Monday, September 11, 2006

Remembering....

I mentioned in my last entry I got the new GB3 cd a couple of days ago. One of the songs on it is "Actress On A Mattress" -- I believe the last song Grant McLennan ever recorded. Tonight that triggered me to do a little musical memorial listening jag. For the past three and a half hours I have been listening to the Go-Betweens, solo Grant, and Jack Frost. He made a lot of great music and listening to it now makes me both happy and intensely sad at the same time.

It's odd perhaps but sometimes I just compelled to remember -- relatives, friends, people such as Grant I never knew but who's work touched me, horrific events and the people caught in them, even pets -- even though it often hurts like hell. It's as if I don't think about them periodically that they will be forgotten, and for me that hurts even worse. There is something tragic about gone AND forgotten.

Some things are etched in my brain because it was either really close to me -- such as the deaths of family members or friends -- or because it was massive and happened when I was old enough for it to stick -- such as 9/11, OK City bombing, etc. But other things I had to learn about as I wasn't around when they happened (or was too young to know).

I remember being obsessed with the Holocaust when I was a freshman in high school. I had been vaguely aware of it before, but in my freshman year I was 12 and a lot of things began clicking in my mind. I read and watched everything I could find about it -- I couldn't quite believe people were capable of something so vicious. That was a shocker for me. A few years later when I was a senior, we studied it in class and as part of that there were a couple of documentaries with footage from the camps shown. We were given the choice to watch or not. I watched. I realise it might sound weird, but I felt I would be betraying all those who went through those camps if I didn't watch. Even though it was over 30 years later, it felt a bit as if I was bearing witness and by doing so all those people would be just a tiny bit less forgotten.

2 Comments:

Blogger General Catz said...

great blog, H. and i do know what you mean. it's how i felt when Syd died. Crying for a total stranger.

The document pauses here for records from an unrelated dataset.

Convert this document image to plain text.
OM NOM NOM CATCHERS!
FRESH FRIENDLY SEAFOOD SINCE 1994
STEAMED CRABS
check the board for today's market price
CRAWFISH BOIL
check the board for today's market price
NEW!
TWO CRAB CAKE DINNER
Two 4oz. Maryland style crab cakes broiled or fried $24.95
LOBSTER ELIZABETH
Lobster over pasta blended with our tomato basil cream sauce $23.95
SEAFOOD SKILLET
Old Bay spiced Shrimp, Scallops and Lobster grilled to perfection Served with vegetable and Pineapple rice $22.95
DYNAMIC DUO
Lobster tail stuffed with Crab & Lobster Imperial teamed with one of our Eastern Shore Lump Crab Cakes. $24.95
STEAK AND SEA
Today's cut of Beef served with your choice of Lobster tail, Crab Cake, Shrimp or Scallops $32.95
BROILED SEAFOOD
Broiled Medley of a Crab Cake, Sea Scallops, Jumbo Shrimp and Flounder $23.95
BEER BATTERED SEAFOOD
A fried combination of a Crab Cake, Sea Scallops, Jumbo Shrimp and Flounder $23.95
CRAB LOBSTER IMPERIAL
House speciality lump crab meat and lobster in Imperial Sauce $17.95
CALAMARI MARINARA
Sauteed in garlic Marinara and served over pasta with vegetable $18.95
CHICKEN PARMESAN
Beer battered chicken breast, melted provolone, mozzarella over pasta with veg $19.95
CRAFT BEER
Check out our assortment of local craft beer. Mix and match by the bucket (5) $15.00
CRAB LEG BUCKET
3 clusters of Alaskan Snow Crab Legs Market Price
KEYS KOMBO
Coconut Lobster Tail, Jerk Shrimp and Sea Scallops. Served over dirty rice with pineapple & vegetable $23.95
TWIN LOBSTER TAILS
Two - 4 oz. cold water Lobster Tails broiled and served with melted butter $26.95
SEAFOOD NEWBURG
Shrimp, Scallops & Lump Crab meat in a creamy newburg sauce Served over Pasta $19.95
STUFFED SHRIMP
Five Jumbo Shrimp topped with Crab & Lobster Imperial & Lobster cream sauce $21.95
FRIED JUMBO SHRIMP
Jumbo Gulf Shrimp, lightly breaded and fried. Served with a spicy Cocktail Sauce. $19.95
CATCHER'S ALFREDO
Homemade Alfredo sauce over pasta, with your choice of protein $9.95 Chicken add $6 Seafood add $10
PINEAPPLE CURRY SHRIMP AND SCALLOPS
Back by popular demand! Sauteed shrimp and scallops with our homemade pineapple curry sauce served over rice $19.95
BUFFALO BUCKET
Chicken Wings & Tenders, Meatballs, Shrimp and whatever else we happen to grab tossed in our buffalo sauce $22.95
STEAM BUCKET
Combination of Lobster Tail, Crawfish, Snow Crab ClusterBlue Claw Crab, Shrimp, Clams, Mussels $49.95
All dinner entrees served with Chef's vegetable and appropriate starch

I am also one who has studied the holocaust on and off since i was 5 and watched The World at War on our maid's tv set. And of course learning more and more about what happened since then. It is a monstrosity i'm not sure the world has ever seen made by the hands of man before.

I am glad you're enjoying Grant's stuff. that is how he'd like to be remembered, i'm sure.

7:48 PM  
Blogger Queen Hatshepsut said...

Fantastic blog Miss H! I remember when I went to see Schindler's List. My ex-friend Alex (Alex married to you know who) kept saying "I can't see that movie. It's too horrible. I can't go through it." I was thinking, WTF? YOU CAN'T GO THROUGH IT? Your life has been a cakewalk compared to the horrors those people experienced. THEY went through it. I also felt like I owed it to them to watch and bear witness to what happened. So much tragedy and sadness. And sadly, so much insensitivity and shallowness on some people's parts too IMHO.